18
Yorum
0
Beğeni
0,0
Puan
1437
Okunma
tenha sözler yetmemeliydi bize
yüzölçümüne aldandığımız, bu küçük şehirde
kimbilir, çok dost kaybetmenin
deli cesaretiydi belki de.
en fazla sesi, neden yalnızca biz çıkarıyoruz dediğinde
koridorun sessizliğindeki sergeşliği hatırlıyormusun ?

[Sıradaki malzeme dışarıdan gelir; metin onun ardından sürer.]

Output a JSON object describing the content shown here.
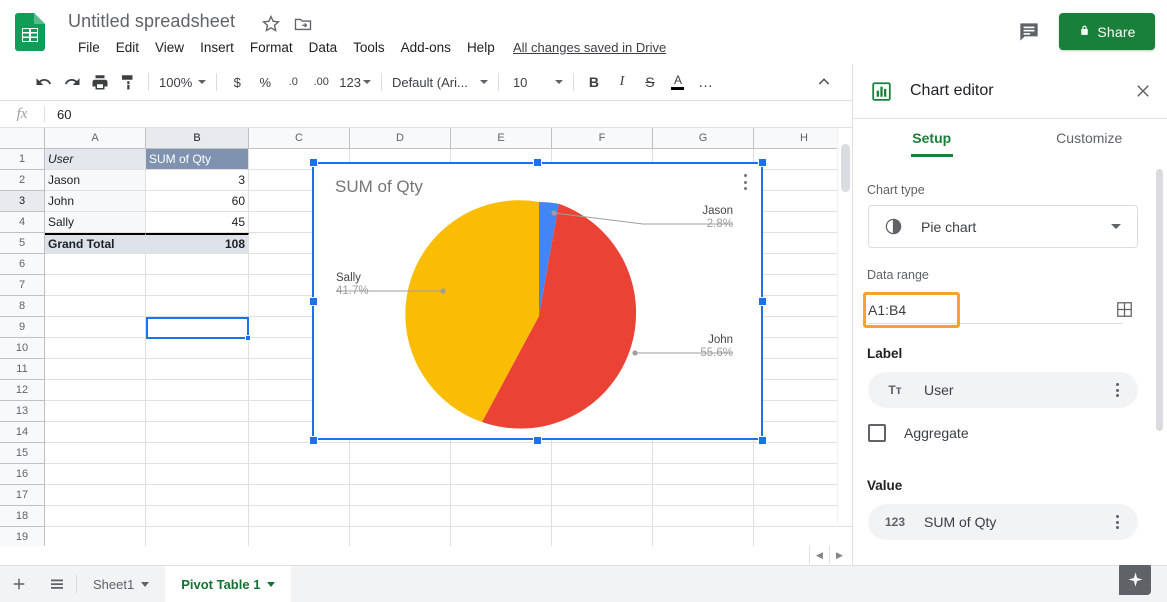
{
  "app": {
    "doc_title": "Untitled spreadsheet",
    "saved_status": "All changes saved in Drive",
    "share_label": "Share"
  },
  "menus": [
    "File",
    "Edit",
    "View",
    "Insert",
    "Format",
    "Data",
    "Tools",
    "Add-ons",
    "Help"
  ],
  "toolbar": {
    "zoom": "100%",
    "font": "Default (Ari...",
    "font_size": "10",
    "number_format": "123",
    "currency": "$",
    "percent": "%",
    "dec_dec": ".0",
    "inc_dec": ".00",
    "bold": "B",
    "italic": "I",
    "strike": "S",
    "text_color": "A",
    "more": "…"
  },
  "formula_bar": {
    "fx": "fx",
    "value": "60"
  },
  "grid": {
    "columns": [
      "A",
      "B",
      "C",
      "D",
      "E",
      "F",
      "G",
      "H"
    ],
    "selected_column": "B",
    "rows": [
      "1",
      "2",
      "3",
      "4",
      "5",
      "6",
      "7",
      "8",
      "9",
      "10",
      "11",
      "12",
      "13",
      "14",
      "15",
      "16",
      "17",
      "18",
      "19"
    ],
    "selected_row": "3",
    "data": [
      {
        "a": "User",
        "b": "SUM of Qty"
      },
      {
        "a": "Jason",
        "b": "3"
      },
      {
        "a": "John",
        "b": "60"
      },
      {
        "a": "Sally",
        "b": "45"
      },
      {
        "a": "Grand Total",
        "b": "108"
      }
    ]
  },
  "chart": {
    "title": "SUM of Qty",
    "menu_icon": "three-dots-icon"
  },
  "chart_data": {
    "type": "pie",
    "title": "SUM of Qty",
    "categories": [
      "Jason",
      "John",
      "Sally"
    ],
    "values": [
      3,
      60,
      45
    ],
    "percentages": [
      "2.8%",
      "55.6%",
      "41.7%"
    ],
    "total": 108,
    "colors": [
      "#4285F4",
      "#EA4335",
      "#FBBC04"
    ],
    "legend": "labeled",
    "labels": [
      {
        "name": "Jason",
        "percent": "2.8%"
      },
      {
        "name": "John",
        "percent": "55.6%"
      },
      {
        "name": "Sally",
        "percent": "41.7%"
      }
    ]
  },
  "panel": {
    "title": "Chart editor",
    "tabs": [
      {
        "label": "Setup",
        "active": true
      },
      {
        "label": "Customize",
        "active": false
      }
    ],
    "chart_type_label": "Chart type",
    "chart_type_value": "Pie chart",
    "data_range_label": "Data range",
    "data_range_value": "A1:B4",
    "label_label": "Label",
    "label_value": "User",
    "label_icon": "Tт",
    "aggregate_label": "Aggregate",
    "value_label": "Value",
    "value_value": "SUM of Qty",
    "value_icon": "123",
    "highlight_color": "#F2A42B"
  },
  "bottom": {
    "add_sheet": "+",
    "all_sheets": "☰",
    "tabs": [
      {
        "label": "Sheet1",
        "active": false
      },
      {
        "label": "Pivot Table 1",
        "active": true
      }
    ],
    "explore": "explore-icon"
  }
}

ilk defa o gün görmüştüm, cemalin çocuksu gülüşlerini
ne çok şey varmış içindeki sessizlikte.
gülümse,demiştin sen de, yalnızca gülümse.
ulan bu kapılar açılır, şimdi dolar elleri kelepçeli
bir yığın zibidi içeri, demeye kalmadan
cemalin beline düşmüştü siyah copun, mor izleri,
gülümseyememişti.
öyle canım yanmıştı ki,kolumdan bile habersizdim
kırmış piçin biri.
yumruktan birşey olmaz diye sana izin verilmemişti,
biz gitmiştik kıytırık muaynaneye.
``ufukta seni arayacaktım,
bulutlardan seni soracaktım, tam o ara da tutuklandım`` diye,
ayaküstü değiştirmişti panoya yazacağı şiir’i
cemal işte, inadına sesli yazıyor
fitil ediyordu
şapkanın gölgesinden bakan zibidiyi.
ilk o girmişti muayneye
ben seslenmiştim
dikkat et, gizli bir sözleşme imzalatır bunlar,
bir de şikayetçimisin diye sorarlar !.
hiç unutmam o gün
anama yediğim küfüre savurduğum tekmeyi,
o gün, bu gündü
tuncay,
sen de anımsıyormusun bizi ?.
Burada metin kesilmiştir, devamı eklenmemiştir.